The majority of offenses committed by women are nonviolent drug and property crimes, motivated by poverty and addiction. Most women offenders are under thirty years old, and are disproportionately low-income, black, and didn’t complete high school. The lifetime likelihood of imprisonment for white women is 1 in 118; for black women, it’s 1 in 19.
Over 70 percent of Americans in prison cannot read above a fourth-grade level. When inmates are provided literacy help, the rate of recidivism drops to a 16 percent chance of returning to prison—as opposed to a 70 percent chance for those who receive no reading help.
People and their families are more likely to live in poverty and be hungry if they have been incarcerated.

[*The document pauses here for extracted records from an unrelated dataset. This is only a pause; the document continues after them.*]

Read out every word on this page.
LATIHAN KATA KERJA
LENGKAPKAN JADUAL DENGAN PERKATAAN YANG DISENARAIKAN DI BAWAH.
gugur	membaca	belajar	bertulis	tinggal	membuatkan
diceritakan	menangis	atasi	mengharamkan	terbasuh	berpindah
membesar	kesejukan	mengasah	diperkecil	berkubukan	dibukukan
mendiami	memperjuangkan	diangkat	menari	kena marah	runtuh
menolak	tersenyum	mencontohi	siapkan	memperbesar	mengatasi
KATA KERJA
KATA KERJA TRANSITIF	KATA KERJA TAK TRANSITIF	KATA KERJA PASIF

Just 3 percent of federal spending goes toward nutrition programs. The average Supplemental Nutrition Assistance Program (SNAP) benefit per person is about $29.25 per week.

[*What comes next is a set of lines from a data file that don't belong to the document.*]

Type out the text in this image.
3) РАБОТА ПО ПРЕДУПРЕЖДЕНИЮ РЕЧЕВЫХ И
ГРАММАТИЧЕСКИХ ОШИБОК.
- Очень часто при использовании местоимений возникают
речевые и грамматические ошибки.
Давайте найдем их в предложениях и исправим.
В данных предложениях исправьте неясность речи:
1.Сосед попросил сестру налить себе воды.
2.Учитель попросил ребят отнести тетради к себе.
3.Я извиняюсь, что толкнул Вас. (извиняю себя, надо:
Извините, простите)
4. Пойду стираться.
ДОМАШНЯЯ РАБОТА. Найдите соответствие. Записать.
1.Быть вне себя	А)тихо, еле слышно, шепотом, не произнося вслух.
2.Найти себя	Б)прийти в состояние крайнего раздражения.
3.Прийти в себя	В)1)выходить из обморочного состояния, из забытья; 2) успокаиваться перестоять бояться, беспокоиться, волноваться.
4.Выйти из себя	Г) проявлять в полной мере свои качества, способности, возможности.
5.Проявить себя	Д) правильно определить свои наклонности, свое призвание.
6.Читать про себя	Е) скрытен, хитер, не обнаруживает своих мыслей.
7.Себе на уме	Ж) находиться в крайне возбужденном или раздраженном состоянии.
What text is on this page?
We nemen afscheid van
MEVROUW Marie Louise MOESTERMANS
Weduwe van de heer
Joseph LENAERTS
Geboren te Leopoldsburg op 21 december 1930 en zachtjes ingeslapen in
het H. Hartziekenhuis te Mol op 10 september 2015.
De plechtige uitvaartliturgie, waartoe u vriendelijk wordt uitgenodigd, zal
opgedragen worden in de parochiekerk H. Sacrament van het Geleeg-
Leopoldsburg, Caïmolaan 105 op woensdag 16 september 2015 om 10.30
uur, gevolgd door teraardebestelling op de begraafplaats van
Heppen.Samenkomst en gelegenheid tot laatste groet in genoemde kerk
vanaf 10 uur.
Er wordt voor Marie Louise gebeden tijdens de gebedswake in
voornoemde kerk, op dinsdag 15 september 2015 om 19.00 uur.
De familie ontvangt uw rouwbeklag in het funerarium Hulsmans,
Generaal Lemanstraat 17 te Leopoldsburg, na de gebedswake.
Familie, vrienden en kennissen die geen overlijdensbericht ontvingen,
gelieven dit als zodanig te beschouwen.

Part of Clinton’s flawed Welfare Reform Act was a seemingly random stipulation that anyone convicted of a drug felony was banned for life from receiving food stamps. Not only did this continue punishing those who’d served their time, but it let their children go hungry. Also, it arbitrarily singled out drug offenders while still permitting food stamp benefits for those with any other conviction, such as armed robbery, rape, or murder.
Most women are behind bars for social or victimless crimes—while the real victims, which the flawed system perpetuates, are the children. The number of children under age eighteen with a mother in prison has more than doubled since 1991. Approximately 10 million American children have or have had a parent in prison.
It cost up to $75,000 to incarcerate a woman for one year—but, after her release, zero was invested in reuniting her with her children and providing support for the family.
Approximately 90 percent of women imprisoned for killing someone close to them had been abused by that person.